Last year marked an important turning point in the struggle of Aboriginal people for justice and sovereignty.The 40th anniversary commemoration of the Tent Embassy in Canberra, culminating in the January 26 Invasion Day protest, sparked a renewed fight by activists young and old against the ongoing and institutionalised racism endured by Aboriginal people. In the year since then, sovereign tent embassies have been established across Australia, with Aboriginal activists and their supporters vowing to rekindle and rebuild a new movement for sovereign rights.
Already 2013 is shaping up as another year of struggle. Aboriginal communities – including at James Price Point in Western Australia, Muckaty Station in the Northern Territory and Musgrave Park in the middle of Brisbane – are making a stand for their rights. On the other side, big business and its friends in federal, state and local government are preparing to deepen the dispossession and exploitation of Aboriginal people.
Ten sovereign tent embassies were established across Australia in 2012 to raise the demand of sovereignty and broader Aboriginal rights issues. They have become locations of political and cultural resistance and organisation, at times coming under repeated harassment from the state.
In Brisbane the embassy was formed in the wake of the 40th anniversary commemorations in Canberra, maintaining a nearly continuous presence in Musgrave Park since that time. Twice there has been a concerted effort to shut the embassy down and prevent activists from organising out of the park. After each attempt to shut the embassy down, activists have resolved to re-establish it.

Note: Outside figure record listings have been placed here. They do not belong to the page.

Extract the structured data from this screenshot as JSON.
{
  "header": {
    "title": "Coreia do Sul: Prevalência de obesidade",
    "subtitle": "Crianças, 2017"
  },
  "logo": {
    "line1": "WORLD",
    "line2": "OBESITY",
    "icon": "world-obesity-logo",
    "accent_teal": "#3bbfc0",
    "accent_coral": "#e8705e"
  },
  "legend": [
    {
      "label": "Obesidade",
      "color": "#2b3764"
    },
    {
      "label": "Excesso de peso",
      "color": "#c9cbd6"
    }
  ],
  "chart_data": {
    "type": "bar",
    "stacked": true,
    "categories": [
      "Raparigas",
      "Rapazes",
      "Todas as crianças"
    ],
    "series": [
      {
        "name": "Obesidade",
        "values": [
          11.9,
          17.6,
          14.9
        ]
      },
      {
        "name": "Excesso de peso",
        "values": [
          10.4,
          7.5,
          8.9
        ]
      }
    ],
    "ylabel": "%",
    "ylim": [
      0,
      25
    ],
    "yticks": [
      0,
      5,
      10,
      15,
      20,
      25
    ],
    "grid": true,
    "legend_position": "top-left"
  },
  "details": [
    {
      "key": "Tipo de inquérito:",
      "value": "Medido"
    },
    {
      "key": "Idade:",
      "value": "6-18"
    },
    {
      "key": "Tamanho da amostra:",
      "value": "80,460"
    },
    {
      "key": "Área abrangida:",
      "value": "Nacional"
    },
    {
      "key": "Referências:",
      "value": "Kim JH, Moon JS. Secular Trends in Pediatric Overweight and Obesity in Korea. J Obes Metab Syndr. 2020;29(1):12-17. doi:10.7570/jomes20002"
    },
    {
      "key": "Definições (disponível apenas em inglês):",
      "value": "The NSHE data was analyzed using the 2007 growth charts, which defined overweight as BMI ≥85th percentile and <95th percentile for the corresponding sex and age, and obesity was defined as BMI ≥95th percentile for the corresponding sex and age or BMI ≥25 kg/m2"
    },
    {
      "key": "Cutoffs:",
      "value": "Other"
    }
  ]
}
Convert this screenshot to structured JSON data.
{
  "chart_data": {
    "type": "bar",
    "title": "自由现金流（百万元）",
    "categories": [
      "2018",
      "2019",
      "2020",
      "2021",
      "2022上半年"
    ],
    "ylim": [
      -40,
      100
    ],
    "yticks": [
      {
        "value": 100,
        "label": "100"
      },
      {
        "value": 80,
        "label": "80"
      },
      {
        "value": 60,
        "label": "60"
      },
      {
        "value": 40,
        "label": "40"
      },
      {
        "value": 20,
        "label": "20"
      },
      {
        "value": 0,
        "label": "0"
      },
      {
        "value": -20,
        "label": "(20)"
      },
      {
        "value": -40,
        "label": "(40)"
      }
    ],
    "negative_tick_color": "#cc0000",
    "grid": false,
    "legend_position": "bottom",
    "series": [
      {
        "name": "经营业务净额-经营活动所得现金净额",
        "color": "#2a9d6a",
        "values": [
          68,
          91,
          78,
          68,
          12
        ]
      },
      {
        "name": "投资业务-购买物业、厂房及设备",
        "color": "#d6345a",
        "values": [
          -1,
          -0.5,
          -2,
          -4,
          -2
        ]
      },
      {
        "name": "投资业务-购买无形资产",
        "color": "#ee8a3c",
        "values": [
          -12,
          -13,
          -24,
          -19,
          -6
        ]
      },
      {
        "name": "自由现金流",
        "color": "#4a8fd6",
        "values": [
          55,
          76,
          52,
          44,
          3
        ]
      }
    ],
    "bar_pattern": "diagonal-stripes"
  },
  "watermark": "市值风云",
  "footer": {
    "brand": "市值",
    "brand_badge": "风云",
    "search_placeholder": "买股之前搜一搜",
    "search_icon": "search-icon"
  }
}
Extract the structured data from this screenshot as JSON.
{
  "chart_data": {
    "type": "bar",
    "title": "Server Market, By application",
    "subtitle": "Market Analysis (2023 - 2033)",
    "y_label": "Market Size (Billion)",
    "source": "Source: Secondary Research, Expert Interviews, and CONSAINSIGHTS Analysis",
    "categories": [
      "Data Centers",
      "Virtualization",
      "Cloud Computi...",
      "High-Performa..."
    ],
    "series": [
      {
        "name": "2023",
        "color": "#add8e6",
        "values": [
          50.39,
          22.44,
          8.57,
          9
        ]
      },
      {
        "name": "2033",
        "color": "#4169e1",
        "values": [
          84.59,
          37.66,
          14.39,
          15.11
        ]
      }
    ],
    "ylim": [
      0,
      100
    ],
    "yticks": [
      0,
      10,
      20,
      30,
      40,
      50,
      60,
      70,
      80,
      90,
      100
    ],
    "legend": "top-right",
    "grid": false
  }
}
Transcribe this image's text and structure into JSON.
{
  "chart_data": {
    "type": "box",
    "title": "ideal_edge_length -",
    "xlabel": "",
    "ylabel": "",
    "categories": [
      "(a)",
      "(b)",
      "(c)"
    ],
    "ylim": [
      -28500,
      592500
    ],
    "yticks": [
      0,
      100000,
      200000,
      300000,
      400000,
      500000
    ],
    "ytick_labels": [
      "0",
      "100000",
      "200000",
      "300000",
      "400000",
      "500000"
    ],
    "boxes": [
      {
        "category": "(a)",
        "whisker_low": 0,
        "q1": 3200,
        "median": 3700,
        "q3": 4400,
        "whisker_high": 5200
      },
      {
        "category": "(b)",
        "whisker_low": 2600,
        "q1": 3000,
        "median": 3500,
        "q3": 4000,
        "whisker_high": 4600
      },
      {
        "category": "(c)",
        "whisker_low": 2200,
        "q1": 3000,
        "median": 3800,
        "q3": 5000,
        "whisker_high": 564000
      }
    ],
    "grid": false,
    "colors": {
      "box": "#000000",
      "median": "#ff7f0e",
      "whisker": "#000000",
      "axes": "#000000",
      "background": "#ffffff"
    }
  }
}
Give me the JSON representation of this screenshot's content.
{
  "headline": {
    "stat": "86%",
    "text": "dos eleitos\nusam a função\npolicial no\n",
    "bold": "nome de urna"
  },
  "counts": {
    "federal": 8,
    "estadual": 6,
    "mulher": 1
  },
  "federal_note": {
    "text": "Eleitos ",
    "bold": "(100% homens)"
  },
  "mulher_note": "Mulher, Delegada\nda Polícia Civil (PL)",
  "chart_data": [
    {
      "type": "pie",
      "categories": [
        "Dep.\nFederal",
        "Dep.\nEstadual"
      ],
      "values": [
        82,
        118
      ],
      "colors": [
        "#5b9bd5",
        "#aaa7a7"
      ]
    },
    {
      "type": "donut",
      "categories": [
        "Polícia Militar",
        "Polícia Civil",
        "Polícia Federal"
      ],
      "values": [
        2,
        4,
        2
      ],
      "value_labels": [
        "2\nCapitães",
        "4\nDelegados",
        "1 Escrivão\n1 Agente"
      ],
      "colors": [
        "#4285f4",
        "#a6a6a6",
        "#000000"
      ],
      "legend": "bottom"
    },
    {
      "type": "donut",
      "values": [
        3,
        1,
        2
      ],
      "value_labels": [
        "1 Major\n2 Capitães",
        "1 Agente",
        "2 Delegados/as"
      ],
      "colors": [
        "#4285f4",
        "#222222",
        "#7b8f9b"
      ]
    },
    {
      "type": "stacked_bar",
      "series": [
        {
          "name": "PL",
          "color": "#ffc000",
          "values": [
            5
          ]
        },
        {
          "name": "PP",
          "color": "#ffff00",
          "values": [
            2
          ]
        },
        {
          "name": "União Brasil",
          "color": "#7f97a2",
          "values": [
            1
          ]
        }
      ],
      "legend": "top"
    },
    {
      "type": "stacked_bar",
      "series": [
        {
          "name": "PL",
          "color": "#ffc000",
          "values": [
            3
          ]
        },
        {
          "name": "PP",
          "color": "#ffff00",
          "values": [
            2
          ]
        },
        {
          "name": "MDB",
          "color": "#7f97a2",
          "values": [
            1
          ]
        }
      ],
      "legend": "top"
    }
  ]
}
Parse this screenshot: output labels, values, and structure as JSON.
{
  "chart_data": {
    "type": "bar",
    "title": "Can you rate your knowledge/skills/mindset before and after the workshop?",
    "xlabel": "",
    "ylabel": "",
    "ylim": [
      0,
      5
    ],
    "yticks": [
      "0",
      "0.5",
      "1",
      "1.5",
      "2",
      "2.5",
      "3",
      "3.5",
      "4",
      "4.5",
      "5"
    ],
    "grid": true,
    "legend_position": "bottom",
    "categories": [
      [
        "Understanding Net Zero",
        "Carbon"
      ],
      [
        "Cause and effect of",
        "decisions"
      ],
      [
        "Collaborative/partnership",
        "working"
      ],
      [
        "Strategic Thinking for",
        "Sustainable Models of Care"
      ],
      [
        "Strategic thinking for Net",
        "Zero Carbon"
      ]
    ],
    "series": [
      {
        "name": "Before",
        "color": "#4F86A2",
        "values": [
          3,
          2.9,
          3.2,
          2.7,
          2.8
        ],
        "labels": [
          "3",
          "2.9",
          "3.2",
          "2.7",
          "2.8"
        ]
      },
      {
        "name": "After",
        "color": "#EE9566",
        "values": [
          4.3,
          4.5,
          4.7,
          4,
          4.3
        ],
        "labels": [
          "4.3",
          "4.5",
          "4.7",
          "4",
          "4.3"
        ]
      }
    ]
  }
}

In May the embassy was temporarily suspended when Mayor Quirk, backed by his Liberal National Party colleague and state Premier Campbell Newman, directed police and council workers to break up the embassy and desecrate the sacred fire, which included ashes from the embassy in Canberra. Some 31 embassy activists and supporters were arrested following the heavily armed police attack, making it one of the most significant mass arrests of peaceful protesters since the infamous right-wing regime of Joh Bjelke-Petersen.
Despite media distortions and brazen lies from Quirk, the heavy-handed attack on the embassy drew public criticism and a certain backlash. The core activists were able to re-establish the embassy, until again on midnight on December 12, Quirk gave the go-ahead to have the embassy dismantled and the sacred fire put out again. Three activists were arrested and charged. Aboriginal activists and their supporters have since repeatedly sought to restart the fire in the face of harassment from police and council workers.
On January 24, the three activists arrested in December had a partial victory at a bail hearing when the magistrate ruled that the order preventing them from returning to Musgrave Park was “unduly harsh”. Further hearings will be held in March.
“We are not allowed to relight the fire, but it doesn’t stop any of the traditional owners or the custodians or any of our other people to exercise that right to practise our religion”, Wayne Wharton, one of the charged activists, told reporters outside court.
The establishment of the embassies in regional and urban areas such as Brisbane represents a consolidation and the beginning of the next phase in the fight for justice and sovereignty.They are a rallying point for a layer of radical activists, many of whom are increasingly alienated from representatives whom they see as “gatekeepers” because of the sell-outs and betrayals of their communities. They reflect the uncompromising and militant Aboriginal resistance that started the first embassy 40 years ago in Canberra.
A media statement released by the Brisbane embassy on January 11 made clear the determined sentiment of activists: “No matter what they have thrown at us, they are unable to stop this movement. They cannot put out the fire of sovereignty. This is a life and death battle. It is a fight for the lives of our people. The Embassy and the Sovereignty movement give our people strength. That is what the colonial authorities are afraid of and that is why we have a responsibility to keep fighting.”
This embryonic movement faces many challenges, and comes at a time when Aboriginal communities are preparing for important campaigns of resistance against mining corporations, the banks financing these corporations and the racist policies implemented by their mates in government. The fight to defend Aboriginal rights, sacred sites, ancient rock art and the highly significant environmental surrounds of James Price Point against Woodside and the WA government may prove to be the next important national focus of resistance.